Eu não disse que não voltaria a falar em blog, disse? Pois então voltei. É que em "Cenas de Nudez" comentei o poder terapêutico dos blogs para quem quer despir sua personalidade oficial e expor as oficiosas. Ou simplesmente exercitar músculos do cérebro e do coração.

Faltou falar do blog corporativo, a coqueluche do momento. Pelo menos para quem tem um blog pessoal que não tem nada a ver com uma corporação e acha que todas deviam ter um também. A verdade é que nem toda empresa está preparada para ter um blog. Por que? O problema é cultural.

Primeiro porque é muito mais difícil criar um blog corporativo do que um site institucional, principalmente para empresas e agências que acham que tudo deve ter cara da propaganda. O blog é humano, tem personalidade. Pensa como gente, fala como gente e tem cara de gente, não logomarca.

Veja o case Microsoft. (Se eu não escrevesse "case" o pessoal corporativo nem iria ler). Partiram para um novo paradigma. ("Paradigma" também). A empresa não criou o "Blog da Microsoft", mas é Robert Scoble, blogueiro da Microsoft, quem bloga no "Scobleizer", que nem fica no domínio da empresa. Assim criam empatia (olha "empatia" aí) com seu público para um desenvolvimento sustentável do diálogo. (Bingo! Com "desenvolvimento sustentável" eu fecho o parágrafo dedicado aos amantes da linguagem corporativa... oops! Faltou "sinergia"!).

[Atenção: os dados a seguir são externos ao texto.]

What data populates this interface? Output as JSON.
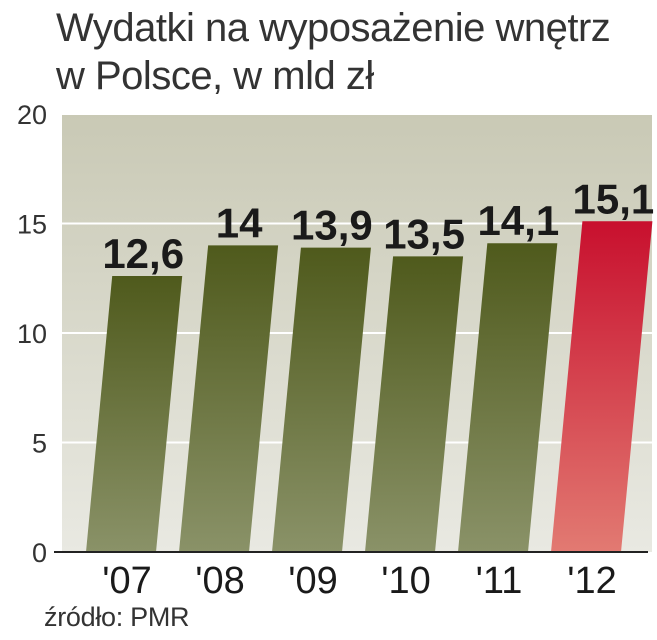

Quem escreve o blog da empresa é uma espécie de ombudsman, um representante do cliente na empresa. Para isso a pessoa — ou mesmo o ghost-writer, a agência ou equipe por detrás da pessoa — precisa ter muito tato, saber acatar críticas e transformá-las em diálogos construtivos para todos. Não, isso não é fácil.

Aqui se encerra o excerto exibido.